Enfin, le Parquet a requis la prison à vie et une peine d’amende d’un million pour l’accusé Magloire Victor Yougbaré.
La défense de Bamba Mamadou réplique en disant qu’il y a des non-dits et des non-faits dans le dossier. Pour elle, l’enquête a été bâclée et qu’on pouvait mieux faire. Pour cela, toute la vérité ne sera pas dite. Il argue qu’il n’y a pas un chemin juridico-factuel qui aboutit à sa culpabilité. Ce ne sont que des déclarations que son client a niées. « On a cédé à la facilité pour contenter ce beau peuple », déplore-t-il. Pour Me Saba, trois Codes pénaux sont susceptibles de s’appliquer aux faits de mai 1990, le Code pénal de 1984, celui de 1996 et celui de 2018. Les faits sont prescrits d’après ces analyses et l’accusé Diendéré doit être relaxé pour prescription.

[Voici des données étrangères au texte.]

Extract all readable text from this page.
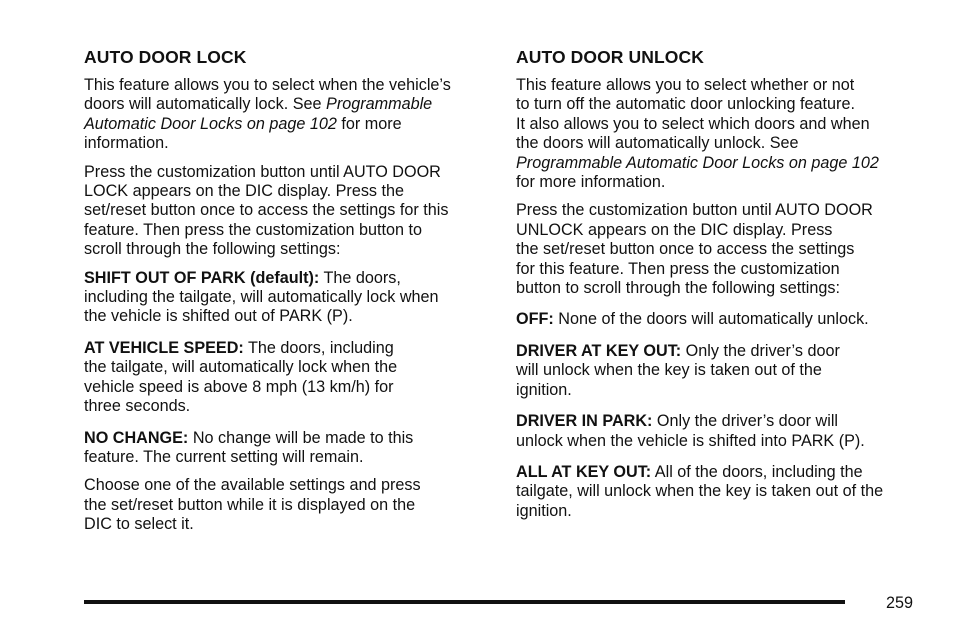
AUTO DOOR LOCK
This feature allows you to select when the vehicle’s
doors will automatically lock. See Programmable
Automatic Door Locks on page 102 for more
information.
Press the customization button until AUTO DOOR
LOCK appears on the DIC display. Press the
set/reset button once to access the settings for this
feature. Then press the customization button to
scroll through the following settings:
SHIFT OUT OF PARK (default): The doors,
including the tailgate, will automatically lock when
the vehicle is shifted out of PARK (P).
AT VEHICLE SPEED: The doors, including
the tailgate, will automatically lock when the
vehicle speed is above 8 mph (13 km/h) for
three seconds.
NO CHANGE: No change will be made to this
feature. The current setting will remain.
Choose one of the available settings and press
the set/reset button while it is displayed on the
DIC to select it.
AUTO DOOR UNLOCK
This feature allows you to select whether or not
to turn off the automatic door unlocking feature.
It also allows you to select which doors and when
the doors will automatically unlock. See
Programmable Automatic Door Locks on page 102
for more information.
Press the customization button until AUTO DOOR
UNLOCK appears on the DIC display. Press
the set/reset button once to access the settings
for this feature. Then press the customization
button to scroll through the following settings:
OFF: None of the doors will automatically unlock.
DRIVER AT KEY OUT: Only the driver’s door
will unlock when the key is taken out of the
ignition.
DRIVER IN PARK: Only the driver’s door will
unlock when the vehicle is shifted into PARK (P).
ALL AT KEY OUT: All of the doors, including the
tailgate, will unlock when the key is taken out of the
ignition.
259
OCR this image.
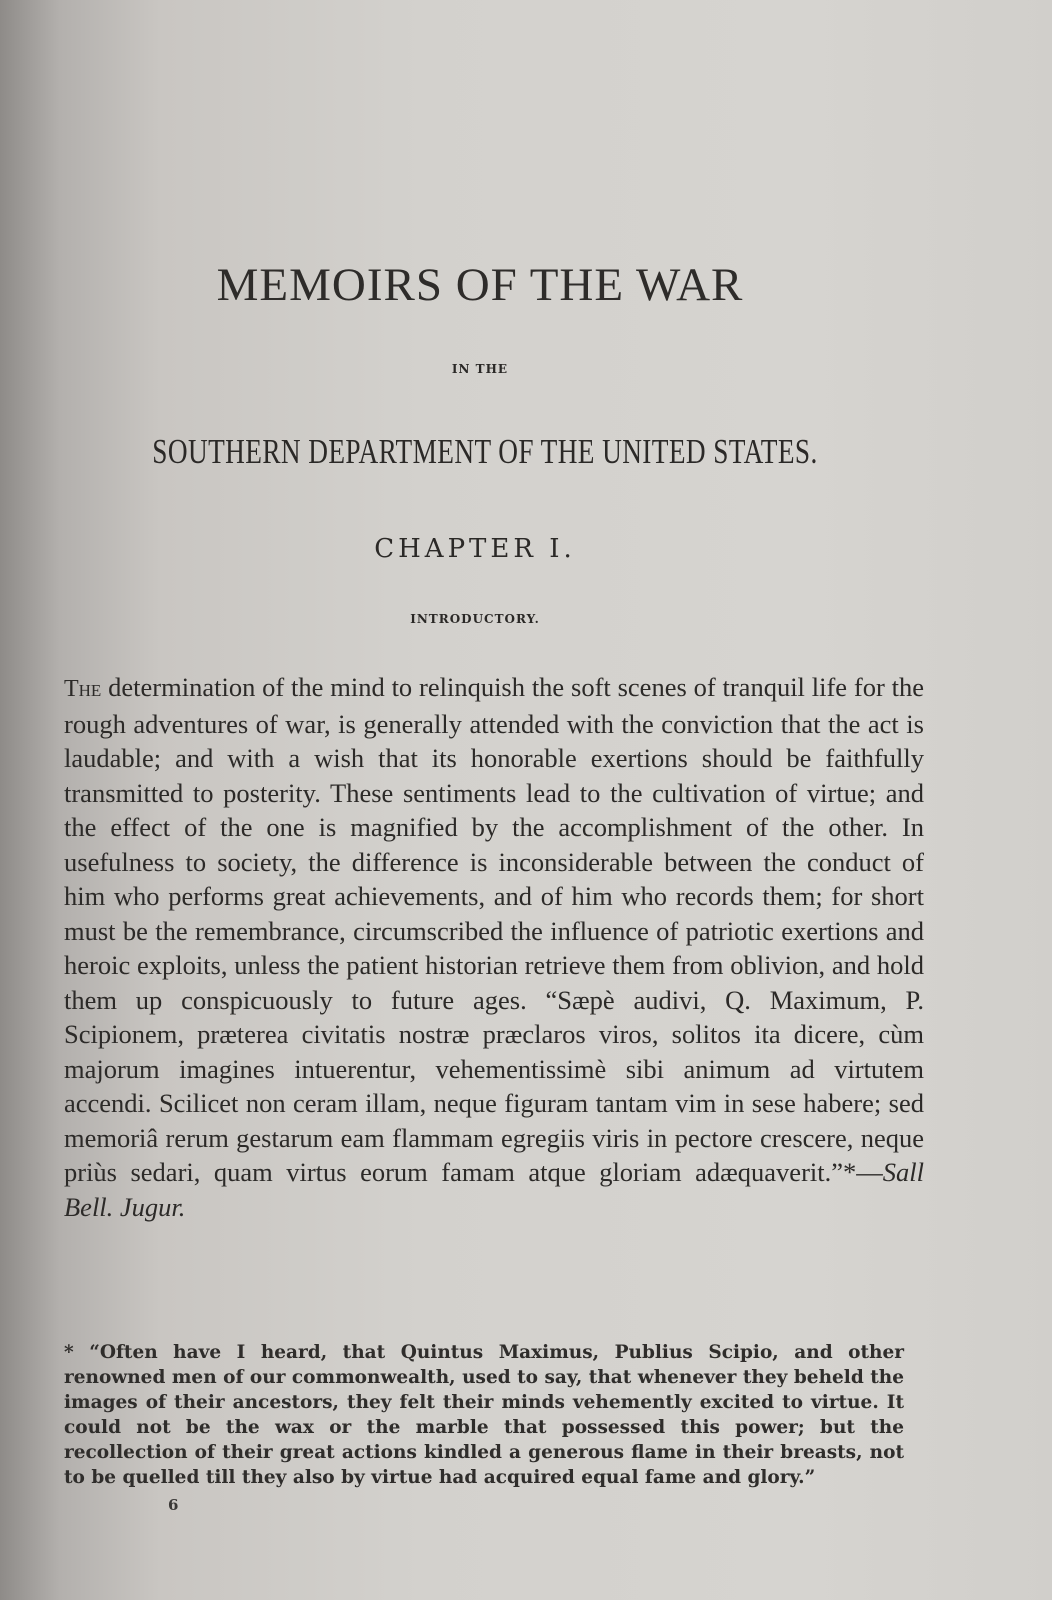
MEMOIRS OF THE WAR
IN THE
SOUTHERN DEPARTMENT OF THE UNITED STATES.
CHAPTER I.
INTRODUCTORY.

The determination of the mind to relinquish the soft scenes of tranquil life for the rough adventures of war, is generally attended with the conviction that the act is laudable; and with a wish that its honorable exertions should be faithfully transmitted to posterity. These sentiments lead to the cultivation of virtue; and the effect of the one is magnified by the accomplishment of the other. In usefulness to society, the difference is inconsiderable between the conduct of him who performs great achievements, and of him who records them; for short must be the remembrance, circumscribed the influence of patriotic exertions and heroic exploits, unless the patient historian retrieve them from oblivion, and hold them up conspicuously to future ages. “Sæpè audivi, Q. Maximum, P. Scipionem, præterea civitatis nostræ præclaros viros, solitos ita dicere, cùm majorum imagines intuerentur, vehementissimè sibi animum ad virtutem accendi. Scilicet non ceram illam, neque figuram tantam vim in sese habere; sed memoriâ rerum gestarum eam flammam egregiis viris in pectore crescere, neque priùs sedari, quam virtus eorum famam atque gloriam adæquaverit.”*—Sall Bell. Jugur.

* “Often have I heard, that Quintus Maximus, Publius Scipio, and other renowned men of our commonwealth, used to say, that whenever they beheld the images of their ancestors, they felt their minds vehemently excited to virtue. It could not be the wax or the marble that possessed this power; but the recollection of their great actions kindled a generous flame in their breasts, not to be quelled till they also by virtue had acquired equal fame and glory.”

6
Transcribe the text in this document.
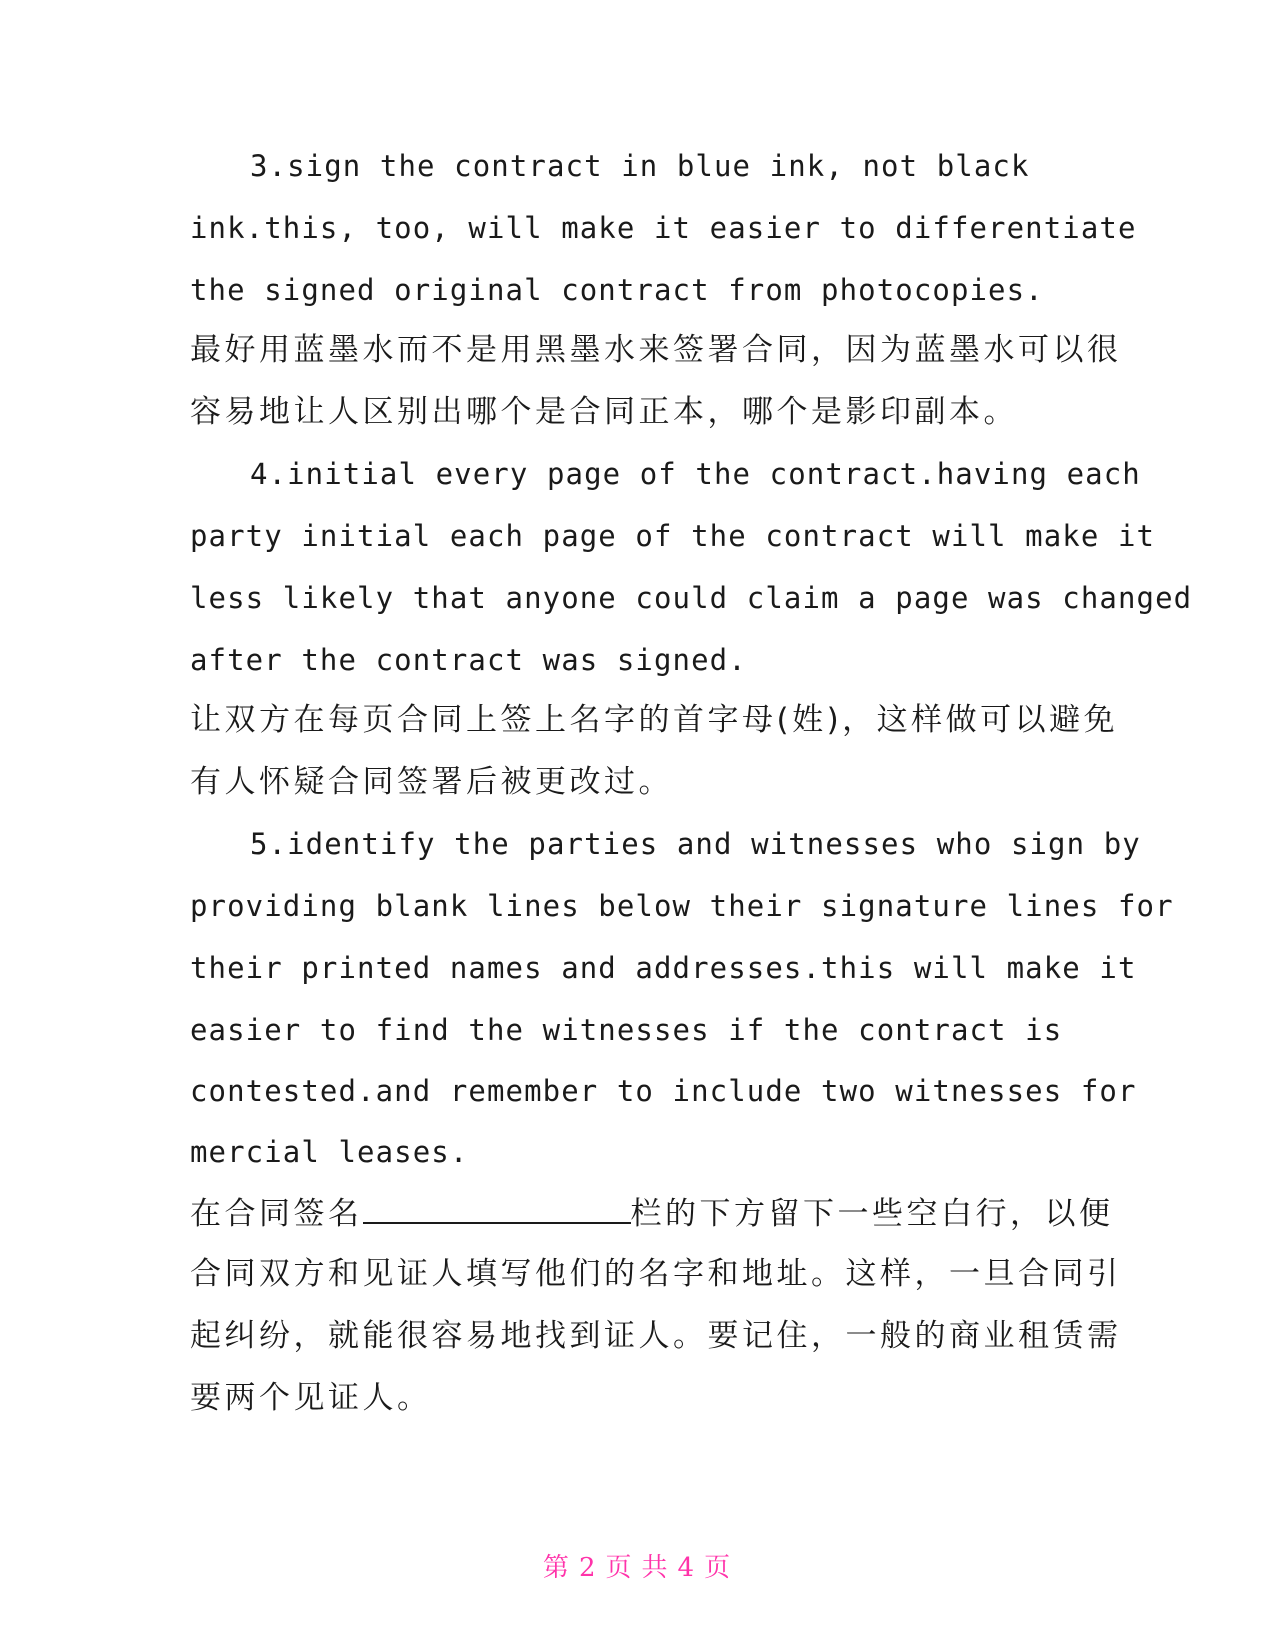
3.sign the contract in blue ink, not black
ink.this, too, will make it easier to differentiate
the signed original contract from photocopies.
最好用蓝墨水而不是用黑墨水来签署合同，因为蓝墨水可以很
容易地让人区别出哪个是合同正本，哪个是影印副本。
4.initial every page of the contract.having each
party initial each page of the contract will make it
less likely that anyone could claim a page was changed
after the contract was signed.
让双方在每页合同上签上名字的首字母(姓)，这样做可以避免
有人怀疑合同签署后被更改过。
5.identify the parties and witnesses who sign by
providing blank lines below their signature lines for
their printed names and addresses.this will make it
easier to find the witnesses if the contract is
contested.and remember to include two witnesses for
mercial leases.
在合同签名	栏的下方留下一些空白行，以便
合同双方和见证人填写他们的名字和地址。这样，一旦合同引
起纠纷，就能很容易地找到证人。要记住，一般的商业租赁需
要两个见证人。
第 2 页 共 4 页
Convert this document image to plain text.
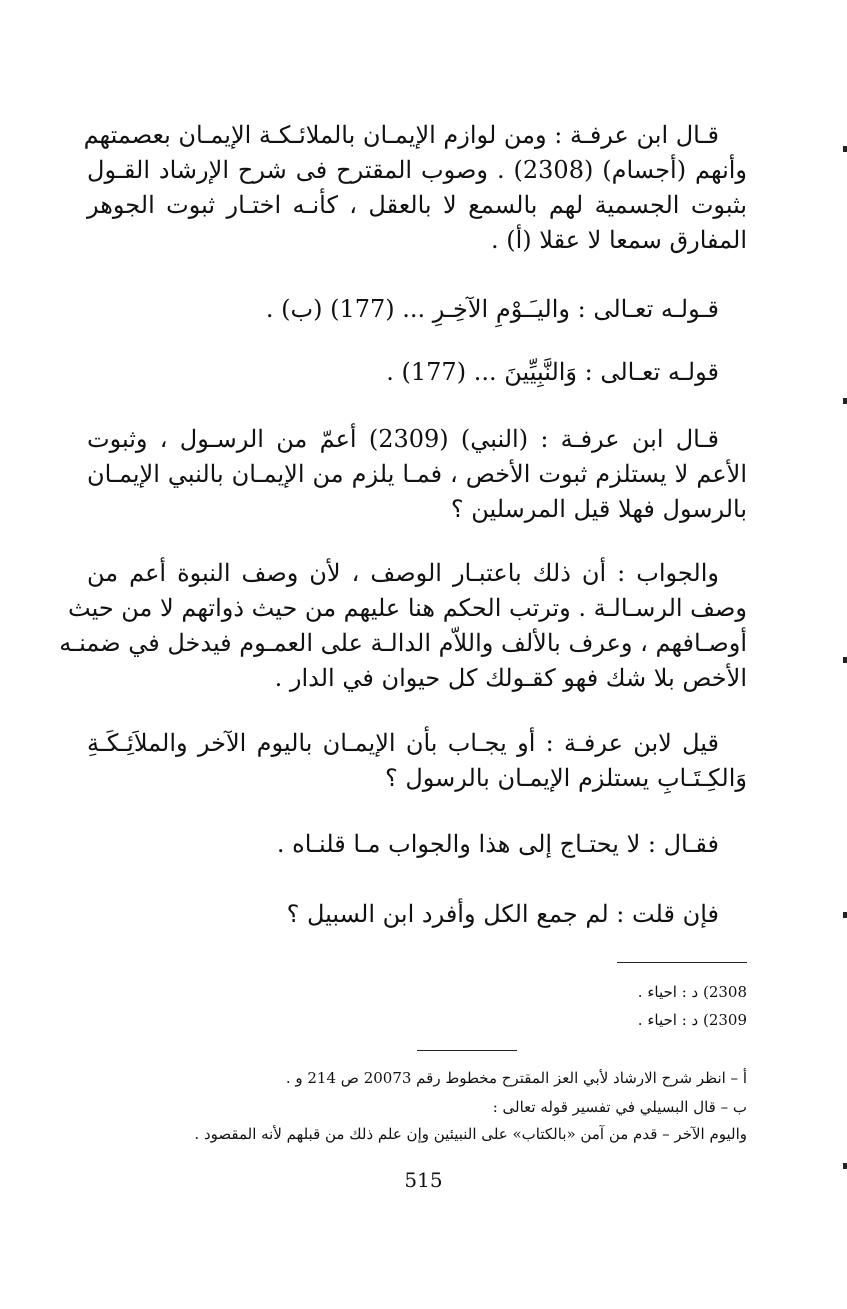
قـال ابن عرفـة : ومن لوازم الإيمـان بالملائـكـة الإيمـان بعصمتهم
وأنهم (أجسام) (2308) . وصوب المقترح فى شرح الإرشاد القـول
بثبوت الجسمية لهم بالسمع لا بالعقل ، كأنـه اختـار ثبوت الجوهر
المفارق سمعا لا عقلا (أ) .
قـولـه تعـالى : واليـَـوْمِ الآخِـرِ ... (177) (ب) .
قولـه تعـالى : وَالنَّبِيِّينَ ... (177) .
قـال ابن عرفـة : (النبي) (2309) أعمّ من الرسـول ، وثبوت
الأعم لا يستلزم ثبوت الأخص ، فمـا يلزم من الإيمـان بالنبي الإيمـان
بالرسول فهلا قيل المرسلين ؟
والجواب : أن ذلك باعتبـار الوصف ، لأن وصف النبوة أعم من
وصف الرسـالـة . وترتب الحكم هنا عليهم من حيث ذواتهم لا من حيث
أوصـافهم ، وعرف بالألف واللاّم الدالـة على العمـوم فيدخل في ضمنـه
الأخص بلا شك فهو كقـولك كل حيوان في الدار .
قيل لابن عرفـة : أو يجـاب بأن الإيمـان باليوم الآخر والملاَئِـكَـةِ
وَالكِـتَـابِ يستلزم الإيمـان بالرسول ؟
فقـال : لا يحتـاج إلى هذا والجواب مـا قلنـاه .
فإن قلت : لم جمع الكل وأفرد ابن السبيل ؟
2308) د : احياء .
2309) د : احياء .
أ – انظر شرح الارشاد لأبي العز المقترح مخطوط رقم 20073 ص 214 و .
ب – قال البسيلي في تفسير قوله تعالى :
واليوم الآخر – قدم من آمن «بالكتاب» على النبيئين وإن علم ذلك من قبلهم لأنه المقصود .
515
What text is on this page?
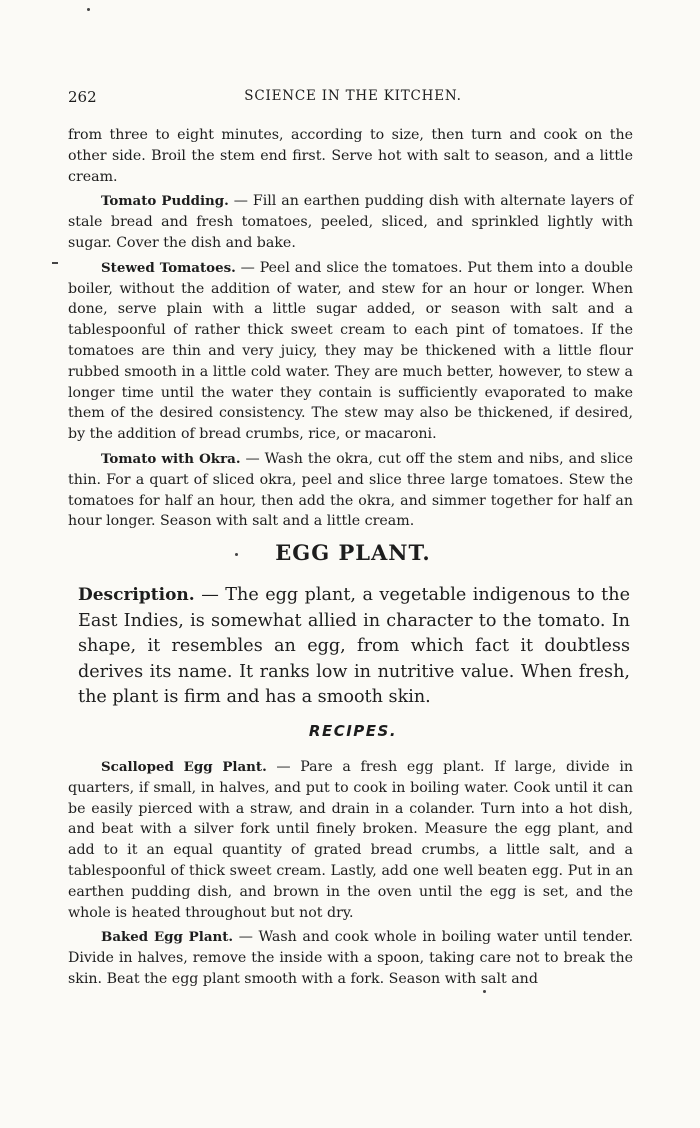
262	SCIENCE IN THE KITCHEN.

from three to eight minutes, according to size, then turn and cook on the other side. Broil the stem end first. Serve hot with salt to season, and a little cream.

Tomato Pudding. — Fill an earthen pudding dish with alternate layers of stale bread and fresh tomatoes, peeled, sliced, and sprinkled lightly with sugar. Cover the dish and bake.

Stewed Tomatoes. — Peel and slice the tomatoes. Put them into a double boiler, without the addition of water, and stew for an hour or longer. When done, serve plain with a little sugar added, or season with salt and a tablespoonful of rather thick sweet cream to each pint of tomatoes. If the tomatoes are thin and very juicy, they may be thickened with a little flour rubbed smooth in a little cold water. They are much better, however, to stew a longer time until the water they contain is sufficiently evaporated to make them of the desired consistency. The stew may also be thickened, if desired, by the addition of bread crumbs, rice, or macaroni.

Tomato with Okra. — Wash the okra, cut off the stem and nibs, and slice thin. For a quart of sliced okra, peel and slice three large tomatoes. Stew the tomatoes for half an hour, then add the okra, and simmer together for half an hour longer. Season with salt and a little cream.

EGG PLANT.

Description. — The egg plant, a vegetable indigenous to the East Indies, is somewhat allied in character to the tomato. In shape, it resembles an egg, from which fact it doubtless derives its name. It ranks low in nutritive value. When fresh, the plant is firm and has a smooth skin.

RECIPES.

Scalloped Egg Plant. — Pare a fresh egg plant. If large, divide in quarters, if small, in halves, and put to cook in boiling water. Cook until it can be easily pierced with a straw, and drain in a colander. Turn into a hot dish, and beat with a silver fork until finely broken. Measure the egg plant, and add to it an equal quantity of grated bread crumbs, a little salt, and a tablespoonful of thick sweet cream. Lastly, add one well beaten egg. Put in an earthen pudding dish, and brown in the oven until the egg is set, and the whole is heated throughout but not dry.

Baked Egg Plant. — Wash and cook whole in boiling water until tender. Divide in halves, remove the inside with a spoon, taking care not to break the skin. Beat the egg plant smooth with a fork. Season with salt and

Me Dabo clame « justice, non vengeance ». Dans la plaidoirie de ce jeune Avocat, s’est invité le droit pénal international sur la responsabilité du chef militaire du fait des subordonnés. Il conclut en disant que les conditions pour que sa responsabilité soit engagée ne sont pas réunies, et que par extraordinaire, s’il y a condamnation de l’assortir de sursis. Me Somé estime qu’il n’existe pas de preuves matérielles de culpabilité contre l’accusé et a évoqué des raisons pour lesquelles la procédure ne devrait pas avoir lieu. Il a aussi demandé d’assortir la peine de sursis si par extraordinaire, il y avait condamnation.
Rahim OUEDRAOGO (Stagiaire)

 

Encadré

Verdict du tribunal après clôture des débats

La Cour a reconnu les accusés coupables des faits à eux reprochés. En conséquence, condamne Diendéré Gilbert à 20 ans d’emprisonnement ferme et d’une peine d’amende d’un million. L’accusé Bamba Mamadou écope de la peine de 10 ans d’emprisonnement et d’un million d’amende. Enfin, la plus lourde peine est prononcée contre l’accusé Yougbaré Magloire Victor, 30 ans d’emprisonnement ferme et d’une peine d’amende de 5 millions.
32 ans après la mort de Dabo Boukari, étudiant en septième année de médecine, trois personnes sont reconnues coupables et condamnées. Ces condamnations signifient-elles rendre justice à l’illustre disparu ? La question reste posée. De plus, des contestations peuvent s’élever contre cette décision. Au moins, à travers ce procès, l’on a pu découvrir l’état de la terreur et de la répression qui prévalait à l’époque. Ce procès inaugure la troisième session, d’autres sont attendus, notamment, l’affaire Ousmane Guiro.